Researchers from the Oral Cancer Cluster at Ahmedabad University’s School of Arts and Sciences and medical professionals from the HCG Cancer Centre’s Department of Head and Neck Oncology have found a novel miRNA in patients’ saliva that can be used to predict tumour aggressiveness and improve oral cancer prognosis.
In essence, oral cancer sufferers will just need to spit a handful of times into a tube to monitor the growth rate of the cancerous tumour and the success of treatment, according to study published in Switzerland’s International Journal of Molecular Sciences.
The team was led by Dr. Tanavde, an associate professor in the school of arts and sciences at Ahmedabad University, and included senior oncologists Drs. Kaustubh Patel and Dushyant Mandlik from the HCG Cancer Centre.
Dr. Tanavde cites a number of difficulties in treating oral cancer.
“Patients don’t consult a doctor until there is a visible patch which might be too late for therapy. If the tumour is surgically removed, one doesn’t know if resistance has developed unless a follow-up is done, which typically happens only with visible signs of tumour growth, and there is an invasive biopsy needed at every stage,” he said.
“Our idea is to move towards non-invasive, definitive methods that would enable accurate monitoring of tumour response to therapy.

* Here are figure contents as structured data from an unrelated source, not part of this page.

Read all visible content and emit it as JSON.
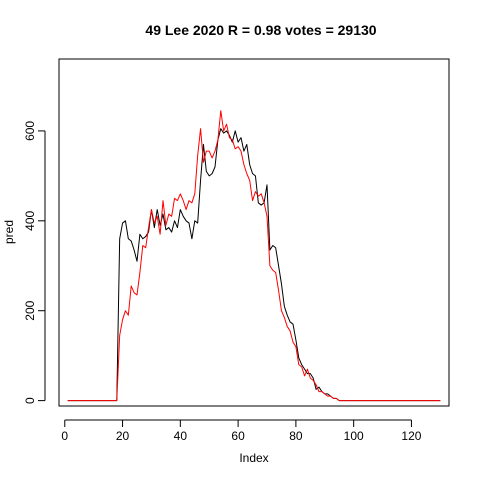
{
  "chart_data": {
    "type": "line",
    "title": "49 Lee 2020 R = 0.98 votes = 29130",
    "xlabel": "Index",
    "ylabel": "pred",
    "xlim": [
      -2,
      133
    ],
    "ylim": [
      -12,
      760
    ],
    "xticks": [
      0,
      20,
      40,
      60,
      80,
      100,
      120
    ],
    "yticks": [
      0,
      200,
      400,
      600
    ],
    "grid": false,
    "legend": "none",
    "series": [
      {
        "color": "#000000",
        "x": [
          1,
          2,
          3,
          4,
          5,
          6,
          7,
          8,
          9,
          10,
          11,
          12,
          13,
          14,
          15,
          16,
          17,
          18,
          19,
          20,
          21,
          22,
          23,
          24,
          25,
          26,
          27,
          28,
          29,
          30,
          31,
          32,
          33,
          34,
          35,
          36,
          37,
          38,
          39,
          40,
          41,
          42,
          43,
          44,
          45,
          46,
          47,
          48,
          49,
          50,
          51,
          52,
          53,
          54,
          55,
          56,
          57,
          58,
          59,
          60,
          61,
          62,
          63,
          64,
          65,
          66,
          67,
          68,
          69,
          70,
          71,
          72,
          73,
          74,
          75,
          76,
          77,
          78,
          79,
          80,
          81,
          82,
          83,
          84,
          85,
          86,
          87,
          88,
          89,
          90,
          91,
          92,
          93,
          94,
          95,
          96,
          97,
          98,
          99,
          100,
          101,
          102,
          103,
          104,
          105,
          106,
          107,
          108,
          109,
          110,
          111,
          112,
          113,
          114,
          115,
          116,
          117,
          118,
          119,
          120,
          121,
          122,
          123,
          124,
          125,
          126,
          127,
          128,
          129,
          130
        ],
        "y": [
          0,
          0,
          0,
          0,
          0,
          0,
          0,
          0,
          0,
          0,
          0,
          0,
          0,
          0,
          0,
          0,
          0,
          0,
          360,
          395,
          400,
          360,
          355,
          335,
          310,
          370,
          360,
          365,
          375,
          425,
          385,
          425,
          390,
          415,
          380,
          385,
          375,
          400,
          385,
          425,
          410,
          400,
          395,
          360,
          400,
          395,
          490,
          570,
          510,
          500,
          505,
          520,
          580,
          605,
          595,
          600,
          590,
          575,
          600,
          575,
          585,
          555,
          570,
          525,
          505,
          500,
          440,
          435,
          440,
          480,
          335,
          345,
          340,
          300,
          260,
          210,
          190,
          175,
          170,
          135,
          95,
          80,
          70,
          60,
          60,
          50,
          25,
          30,
          20,
          15,
          15,
          10,
          5,
          5,
          0,
          0,
          0,
          0,
          0,
          0,
          0,
          0,
          0,
          0,
          0,
          0,
          0,
          0,
          0,
          0,
          0,
          0,
          0,
          0,
          0,
          0,
          0,
          0,
          0,
          0,
          0,
          0,
          0,
          0,
          0,
          0,
          0,
          0,
          0,
          0
        ]
      },
      {
        "color": "#ff0000",
        "x": [
          1,
          2,
          3,
          4,
          5,
          6,
          7,
          8,
          9,
          10,
          11,
          12,
          13,
          14,
          15,
          16,
          17,
          18,
          19,
          20,
          21,
          22,
          23,
          24,
          25,
          26,
          27,
          28,
          29,
          30,
          31,
          32,
          33,
          34,
          35,
          36,
          37,
          38,
          39,
          40,
          41,
          42,
          43,
          44,
          45,
          46,
          47,
          48,
          49,
          50,
          51,
          52,
          53,
          54,
          55,
          56,
          57,
          58,
          59,
          60,
          61,
          62,
          63,
          64,
          65,
          66,
          67,
          68,
          69,
          70,
          71,
          72,
          73,
          74,
          75,
          76,
          77,
          78,
          79,
          80,
          81,
          82,
          83,
          84,
          85,
          86,
          87,
          88,
          89,
          90,
          91,
          92,
          93,
          94,
          95,
          96,
          97,
          98,
          99,
          100,
          101,
          102,
          103,
          104,
          105,
          106,
          107,
          108,
          109,
          110,
          111,
          112,
          113,
          114,
          115,
          116,
          117,
          118,
          119,
          120,
          121,
          122,
          123,
          124,
          125,
          126,
          127,
          128,
          129,
          130
        ],
        "y": [
          0,
          0,
          0,
          0,
          0,
          0,
          0,
          0,
          0,
          0,
          0,
          0,
          0,
          0,
          0,
          0,
          0,
          0,
          145,
          180,
          200,
          190,
          255,
          240,
          235,
          285,
          345,
          340,
          385,
          425,
          395,
          410,
          370,
          445,
          390,
          415,
          410,
          450,
          445,
          460,
          445,
          425,
          445,
          440,
          460,
          545,
          605,
          530,
          555,
          555,
          540,
          555,
          580,
          645,
          600,
          615,
          585,
          580,
          560,
          565,
          555,
          525,
          505,
          490,
          445,
          465,
          455,
          460,
          440,
          410,
          300,
          290,
          285,
          245,
          200,
          185,
          165,
          155,
          130,
          120,
          80,
          75,
          55,
          70,
          50,
          45,
          35,
          20,
          20,
          15,
          10,
          10,
          5,
          5,
          0,
          0,
          0,
          0,
          0,
          0,
          0,
          0,
          0,
          0,
          0,
          0,
          0,
          0,
          0,
          0,
          0,
          0,
          0,
          0,
          0,
          0,
          0,
          0,
          0,
          0,
          0,
          0,
          0,
          0,
          0,
          0,
          0,
          0,
          0,
          0
        ]
      }
    ]
  }
}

At the same time, we would like to make this widely accessible and cost-effective,” Dr Tanavde added.
He said that the team used commercially available kits to purify salivary exosomes.

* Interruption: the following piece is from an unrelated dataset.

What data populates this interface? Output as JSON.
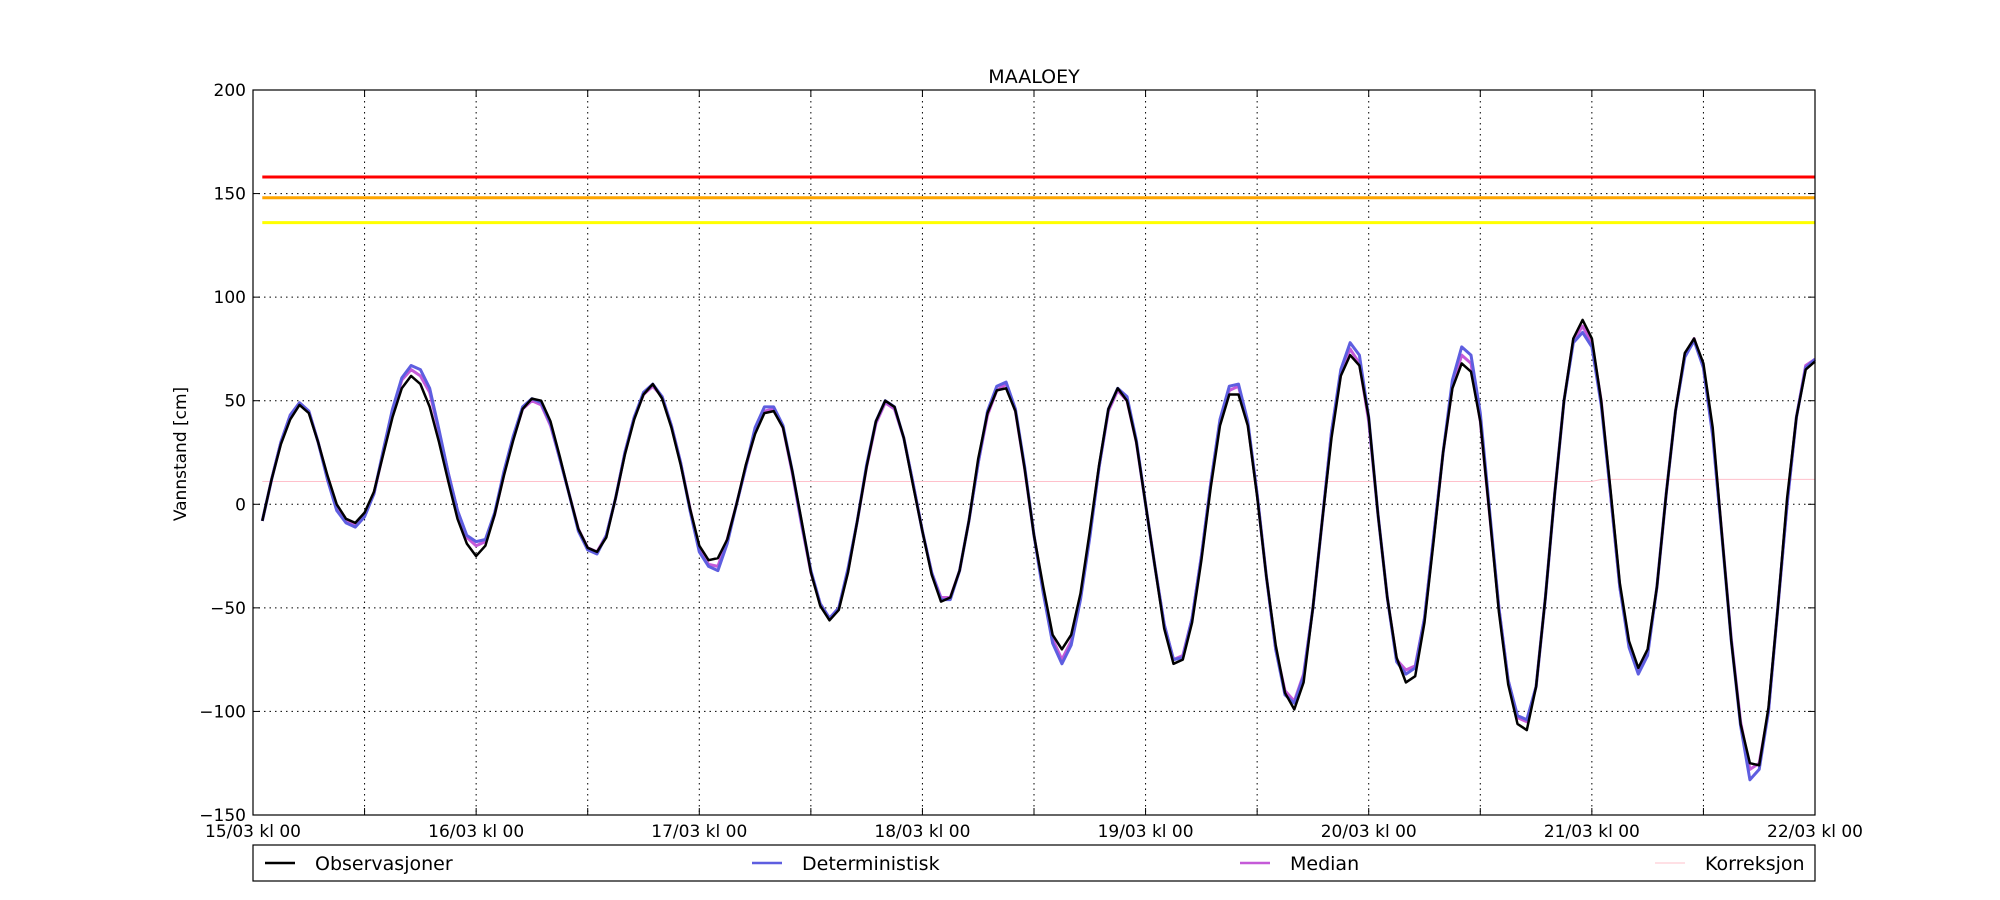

“Then, through a simple PCR, which is now available in the smallest of towns, we can measure the expression of miRNA-1307,” said the professor.

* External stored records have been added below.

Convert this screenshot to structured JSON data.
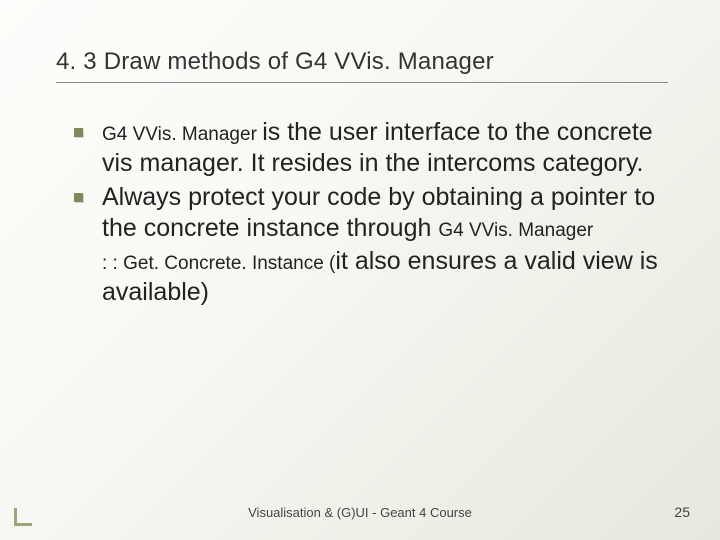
{
  "slide": {
    "title": "4. 3 Draw methods of G4 VVis. Manager",
    "bullets": [
      {
        "lead_small": "G4 VVis. Manager ",
        "text": "is the user interface to the concrete vis manager.  It resides in the intercoms category."
      },
      {
        "text": "Always protect your code by obtaining a pointer to the concrete instance through ",
        "trail_small": "G4 VVis. Manager"
      }
    ],
    "continuation": {
      "lead_small": ": : Get. Concrete. Instance (",
      "text": "it also ensures a valid view is available)"
    },
    "footer": "Visualisation & (G)UI - Geant 4 Course",
    "page": "25"
  },
  "style": {
    "bullet_color": "#7e8a5a",
    "title_fontsize": 24,
    "body_fontsize": 25,
    "small_fontsize": 19,
    "footer_fontsize": 13,
    "background_gradient": [
      "#fdfdfb",
      "#e8e8de"
    ],
    "text_color": "#2a2a2a"
  }
}
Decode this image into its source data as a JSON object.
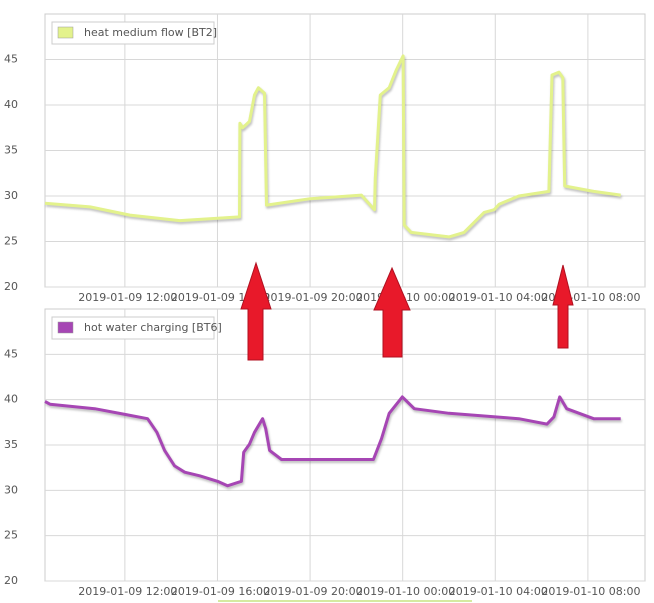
{
  "chart_data": [
    {
      "type": "line",
      "x": [
        "2019-01-09 08:33",
        "2019-01-09 10:30",
        "2019-01-09 12:13",
        "2019-01-09 14:22",
        "2019-01-09 16:57",
        "2019-01-09 16:58",
        "2019-01-09 17:05",
        "2019-01-09 17:23",
        "2019-01-09 17:36",
        "2019-01-09 17:46",
        "2019-01-09 18:02",
        "2019-01-09 18:07",
        "2019-01-09 20:00",
        "2019-01-09 22:13",
        "2019-01-09 22:47",
        "2019-01-09 22:49",
        "2019-01-09 23:02",
        "2019-01-09 23:25",
        "2019-01-09 23:43",
        "2019-01-10 00:01",
        "2019-01-10 00:04",
        "2019-01-10 00:22",
        "2019-01-10 02:00",
        "2019-01-10 02:39",
        "2019-01-10 03:31",
        "2019-01-10 03:57",
        "2019-01-10 04:10",
        "2019-01-10 05:01",
        "2019-01-10 06:19",
        "2019-01-10 06:27",
        "2019-01-10 06:45",
        "2019-01-10 06:55",
        "2019-01-10 07:00",
        "2019-01-10 08:15",
        "2019-01-10 09:25"
      ],
      "series": [
        {
          "name": "heat medium flow [BT2]",
          "color": "#e3f28c",
          "values": [
            29.2,
            28.8,
            27.9,
            27.3,
            27.7,
            38.0,
            37.5,
            38.2,
            41.1,
            41.9,
            41.3,
            29.0,
            29.7,
            30.1,
            28.5,
            32.0,
            41.1,
            41.9,
            43.8,
            45.4,
            26.8,
            26.0,
            25.5,
            26.0,
            28.2,
            28.5,
            29.1,
            30.0,
            30.5,
            43.3,
            43.6,
            43.0,
            31.1,
            30.5,
            30.1
          ]
        }
      ],
      "xlim": [
        "2019-01-09 08:33",
        "2019-01-10 10:28"
      ],
      "xticks": [
        "2019-01-09 12:00",
        "2019-01-09 16:00",
        "2019-01-09 20:00",
        "2019-01-10 00:00",
        "2019-01-10 04:00",
        "2019-01-10 08:00"
      ],
      "ylim": [
        20,
        50
      ],
      "yticks": [
        20,
        25,
        30,
        35,
        40,
        45
      ],
      "grid": true
    },
    {
      "type": "line",
      "x": [
        "2019-01-09 08:33",
        "2019-01-09 08:46",
        "2019-01-09 10:42",
        "2019-01-09 12:59",
        "2019-01-09 13:23",
        "2019-01-09 13:43",
        "2019-01-09 14:09",
        "2019-01-09 14:35",
        "2019-01-09 15:14",
        "2019-01-09 16:00",
        "2019-01-09 16:26",
        "2019-01-09 17:02",
        "2019-01-09 17:08",
        "2019-01-09 17:23",
        "2019-01-09 17:36",
        "2019-01-09 17:57",
        "2019-01-09 18:05",
        "2019-01-09 18:15",
        "2019-01-09 18:46",
        "2019-01-09 19:33",
        "2019-01-09 22:44",
        "2019-01-09 23:05",
        "2019-01-09 23:25",
        "2019-01-09 23:59",
        "2019-01-10 00:30",
        "2019-01-10 02:00",
        "2019-01-10 05:01",
        "2019-01-10 06:14",
        "2019-01-10 06:32",
        "2019-01-10 06:47",
        "2019-01-10 07:05",
        "2019-01-10 08:15",
        "2019-01-10 09:25"
      ],
      "series": [
        {
          "name": "hot water charging [BT6]",
          "color": "#a646b4",
          "values": [
            39.8,
            39.5,
            39.0,
            37.9,
            36.4,
            34.4,
            32.7,
            32.0,
            31.6,
            31.0,
            30.5,
            31.0,
            34.2,
            35.1,
            36.4,
            37.9,
            36.8,
            34.4,
            33.4,
            33.4,
            33.4,
            35.7,
            38.5,
            40.3,
            39.0,
            38.5,
            37.9,
            37.3,
            38.1,
            40.3,
            39.0,
            37.9,
            37.9
          ]
        }
      ],
      "xlim": [
        "2019-01-09 08:33",
        "2019-01-10 10:28"
      ],
      "xticks": [
        "2019-01-09 12:00",
        "2019-01-09 16:00",
        "2019-01-09 20:00",
        "2019-01-10 00:00",
        "2019-01-10 04:00",
        "2019-01-10 08:00"
      ],
      "ylim": [
        20,
        50
      ],
      "yticks": [
        20,
        25,
        30,
        35,
        40,
        45
      ],
      "grid": true
    }
  ]
}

According to a research released by the International Agency for Research in Cancer, an intergovernmental organisation affiliated with the World Health Organization, lip/oral cavity malignancies account for 10.3% of new cases and 8.8% of fatalities from oral cancer in India (WHO).
A useful bodily fluid for liquid biopsies is saliva. Still, earlier attempts to use saliva for liquid biopsy have been hampered by the difficulty of isolating high-quality RNA from saliva.
The use of salivary exosomal miRNAs as biomarkers makes it easier to collect samples repeatedly, monitor a disease in real time, and gauge how well a treatment is working.
Using a liquid biopsy method, this work has isolated a single salivary exosomal miRNA prognosticator that can help improve patient outcomes.